Peers urged to protect children from dangerous and cruel Illegal Migration Bill

Alongside other children’s rights and social work organisations, Article 39 is urging Peers to reject clauses in the Illegal Migration Bill which give the Home Office unprecedented powers to take desperately vulnerable children out of the child welfare system.

The Illegal Migration Bill reaches Report Stage in the House of Lords this afternoon (28 June). A briefing sent to Peers from Article 39, the British Association of Social Workers, The Care Leavers’ Association, Children England, ECPAT UK, Nagalro and Social Workers Without Borders explains that Clauses 15 and 16:

  • Radically reshape England’s child welfare system. This is the first time a central government department is to be legally empowered to take responsibility for highly vulnerable children who are without parental care and for whom local authorities have clear statutory duties to care for, protect and support – as children, and in the future as (adult) care leavers. 
  • Are ill-conceived and discriminatory in principle. They give the Home Secretary wide powers to house unaccompanied children of any age in any type of accommodation for any length of time, and to direct that a local authority stops looking after an individual child – irrespective, it appears, of the child’s needs, characteristics, past experiences and legal status (children who are the subject of care orders are not excluded from Clause 16). The Clauses legitimate and potentially make lawful arrangements that hundreds of non-governmental organisations have for nearly two years contended are unlawful. 
  • Seek to effectively remove unaccompanied children from the child welfare statutory scheme. Ministers have been clear that their intention is to provide or arrange accommodation on a temporary, emergency basis only. However, the Bill provides no such limitations. Further, there has been ample time – at least two years – for government to undertake a public consultation on these radical measures. There have been no Green or White Papers. A government-commissioned “once-in-a-generation” review of children’s social care, including the children’s care system, concluded in May 2022. It neither asked for views on the Home Office accommodating unaccompanied children, and being able to direct local authorities to cease looking after a child, nor made any recommendations to this effect.

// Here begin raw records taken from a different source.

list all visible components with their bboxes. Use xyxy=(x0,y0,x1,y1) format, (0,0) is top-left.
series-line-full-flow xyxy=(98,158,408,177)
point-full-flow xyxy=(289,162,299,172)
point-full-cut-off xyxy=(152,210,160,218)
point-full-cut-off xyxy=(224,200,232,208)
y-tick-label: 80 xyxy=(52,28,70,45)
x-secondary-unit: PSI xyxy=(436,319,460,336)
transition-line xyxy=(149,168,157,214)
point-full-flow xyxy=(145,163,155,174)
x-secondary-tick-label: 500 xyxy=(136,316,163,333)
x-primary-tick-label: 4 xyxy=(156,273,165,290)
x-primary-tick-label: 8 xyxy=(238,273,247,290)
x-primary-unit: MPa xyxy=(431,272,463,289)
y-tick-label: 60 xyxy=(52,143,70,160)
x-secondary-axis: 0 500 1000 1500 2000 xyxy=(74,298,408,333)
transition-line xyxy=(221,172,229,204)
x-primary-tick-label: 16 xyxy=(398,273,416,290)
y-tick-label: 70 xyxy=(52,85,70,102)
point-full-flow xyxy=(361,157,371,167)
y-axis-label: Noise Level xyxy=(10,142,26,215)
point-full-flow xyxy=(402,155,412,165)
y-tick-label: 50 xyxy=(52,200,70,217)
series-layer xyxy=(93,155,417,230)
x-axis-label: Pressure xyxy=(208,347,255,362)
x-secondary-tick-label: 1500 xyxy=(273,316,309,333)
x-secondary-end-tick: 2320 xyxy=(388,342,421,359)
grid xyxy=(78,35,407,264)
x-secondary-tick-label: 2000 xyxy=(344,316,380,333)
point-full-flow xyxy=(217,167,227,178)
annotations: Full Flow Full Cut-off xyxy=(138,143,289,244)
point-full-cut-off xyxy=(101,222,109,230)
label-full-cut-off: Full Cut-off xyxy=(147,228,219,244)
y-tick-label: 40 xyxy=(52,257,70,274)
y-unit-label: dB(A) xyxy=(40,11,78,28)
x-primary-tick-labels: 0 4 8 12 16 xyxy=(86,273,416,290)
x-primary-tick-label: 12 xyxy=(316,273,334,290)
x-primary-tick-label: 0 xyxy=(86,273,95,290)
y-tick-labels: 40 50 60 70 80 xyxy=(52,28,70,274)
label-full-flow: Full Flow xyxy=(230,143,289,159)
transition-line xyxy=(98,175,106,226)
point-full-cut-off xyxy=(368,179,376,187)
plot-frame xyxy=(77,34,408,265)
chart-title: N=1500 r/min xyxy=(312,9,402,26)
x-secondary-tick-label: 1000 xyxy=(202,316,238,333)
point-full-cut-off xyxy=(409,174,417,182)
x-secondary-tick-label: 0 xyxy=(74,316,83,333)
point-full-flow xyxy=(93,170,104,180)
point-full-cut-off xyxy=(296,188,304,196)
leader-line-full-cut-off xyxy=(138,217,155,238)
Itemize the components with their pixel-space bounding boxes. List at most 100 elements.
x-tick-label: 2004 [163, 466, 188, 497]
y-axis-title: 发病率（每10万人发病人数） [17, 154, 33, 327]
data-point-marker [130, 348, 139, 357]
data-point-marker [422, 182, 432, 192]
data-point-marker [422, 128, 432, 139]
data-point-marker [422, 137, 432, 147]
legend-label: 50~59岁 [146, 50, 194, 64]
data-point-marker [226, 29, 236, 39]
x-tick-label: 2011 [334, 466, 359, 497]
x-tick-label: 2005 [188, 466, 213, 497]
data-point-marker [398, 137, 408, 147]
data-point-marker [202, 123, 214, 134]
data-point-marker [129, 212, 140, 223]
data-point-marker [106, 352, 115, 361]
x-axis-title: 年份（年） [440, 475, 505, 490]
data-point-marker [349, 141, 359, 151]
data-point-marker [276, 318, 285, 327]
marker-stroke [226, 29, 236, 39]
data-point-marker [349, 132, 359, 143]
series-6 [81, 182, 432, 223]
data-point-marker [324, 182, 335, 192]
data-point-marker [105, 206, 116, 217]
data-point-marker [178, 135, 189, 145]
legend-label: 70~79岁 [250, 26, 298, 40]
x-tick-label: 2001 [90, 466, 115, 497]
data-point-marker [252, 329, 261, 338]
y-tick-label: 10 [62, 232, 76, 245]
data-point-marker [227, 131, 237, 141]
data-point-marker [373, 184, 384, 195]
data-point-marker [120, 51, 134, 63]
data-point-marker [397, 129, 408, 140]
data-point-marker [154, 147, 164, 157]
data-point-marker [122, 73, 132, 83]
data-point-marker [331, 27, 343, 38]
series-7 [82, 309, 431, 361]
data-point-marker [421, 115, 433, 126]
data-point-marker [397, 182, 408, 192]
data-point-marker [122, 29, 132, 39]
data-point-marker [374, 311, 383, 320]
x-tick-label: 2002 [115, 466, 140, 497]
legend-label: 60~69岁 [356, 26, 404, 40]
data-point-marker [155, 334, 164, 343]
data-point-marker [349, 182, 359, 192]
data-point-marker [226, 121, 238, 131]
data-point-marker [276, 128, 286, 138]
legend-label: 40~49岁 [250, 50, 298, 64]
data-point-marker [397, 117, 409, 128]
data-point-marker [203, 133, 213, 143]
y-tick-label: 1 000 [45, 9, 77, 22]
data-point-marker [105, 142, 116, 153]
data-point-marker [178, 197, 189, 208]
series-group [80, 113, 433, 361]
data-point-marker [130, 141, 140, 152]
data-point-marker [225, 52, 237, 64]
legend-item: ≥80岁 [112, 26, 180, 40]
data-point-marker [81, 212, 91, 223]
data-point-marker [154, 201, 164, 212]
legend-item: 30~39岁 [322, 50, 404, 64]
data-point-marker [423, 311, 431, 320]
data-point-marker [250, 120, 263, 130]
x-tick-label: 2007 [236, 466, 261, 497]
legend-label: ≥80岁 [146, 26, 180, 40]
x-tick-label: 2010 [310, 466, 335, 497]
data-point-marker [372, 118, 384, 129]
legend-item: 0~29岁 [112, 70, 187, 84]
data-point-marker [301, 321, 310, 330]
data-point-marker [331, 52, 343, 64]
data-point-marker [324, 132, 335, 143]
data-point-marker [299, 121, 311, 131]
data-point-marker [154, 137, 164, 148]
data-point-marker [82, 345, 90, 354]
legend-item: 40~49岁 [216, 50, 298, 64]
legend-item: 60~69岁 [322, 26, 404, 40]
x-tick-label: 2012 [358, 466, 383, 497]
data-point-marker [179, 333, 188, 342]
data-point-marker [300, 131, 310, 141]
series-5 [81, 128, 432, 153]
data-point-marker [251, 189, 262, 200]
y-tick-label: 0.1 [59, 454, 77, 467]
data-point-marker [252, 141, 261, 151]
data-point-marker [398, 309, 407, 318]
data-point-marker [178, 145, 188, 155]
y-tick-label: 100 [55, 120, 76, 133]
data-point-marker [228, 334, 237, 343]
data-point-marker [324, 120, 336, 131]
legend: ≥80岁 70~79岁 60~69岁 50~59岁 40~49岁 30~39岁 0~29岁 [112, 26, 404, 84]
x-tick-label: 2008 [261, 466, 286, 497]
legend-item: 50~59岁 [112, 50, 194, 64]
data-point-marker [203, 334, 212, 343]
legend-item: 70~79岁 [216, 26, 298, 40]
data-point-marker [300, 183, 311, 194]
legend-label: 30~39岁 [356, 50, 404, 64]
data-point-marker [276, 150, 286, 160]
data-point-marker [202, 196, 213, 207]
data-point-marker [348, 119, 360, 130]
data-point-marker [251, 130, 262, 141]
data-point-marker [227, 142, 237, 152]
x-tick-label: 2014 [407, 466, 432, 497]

Read our joint briefing on Clauses 15 and 16 here.

Separately, as a member of the Refugee and Migrant Children’s Consortium, Article 39 condemns regressive provisions in the Illegal Migration Bill which empower government to lock up children who have sought sanctuary in the UK. Given extensive evidence of serious harms suffered by children in immigration detention, we consider its reintroduction to be a wilful act of child cruelty.

Article 39 has also joined nearly 60 non-governmental organisations in urging Peers to remove Clause 1 of the Bill, replacing it with an amendment affirming that the UK will honour its human rights obligations, including under the Refugee Convention and the United Nations Convention on the Rights of the Child. Fundamentally, however, we believe the Bill should be scrapped altogether.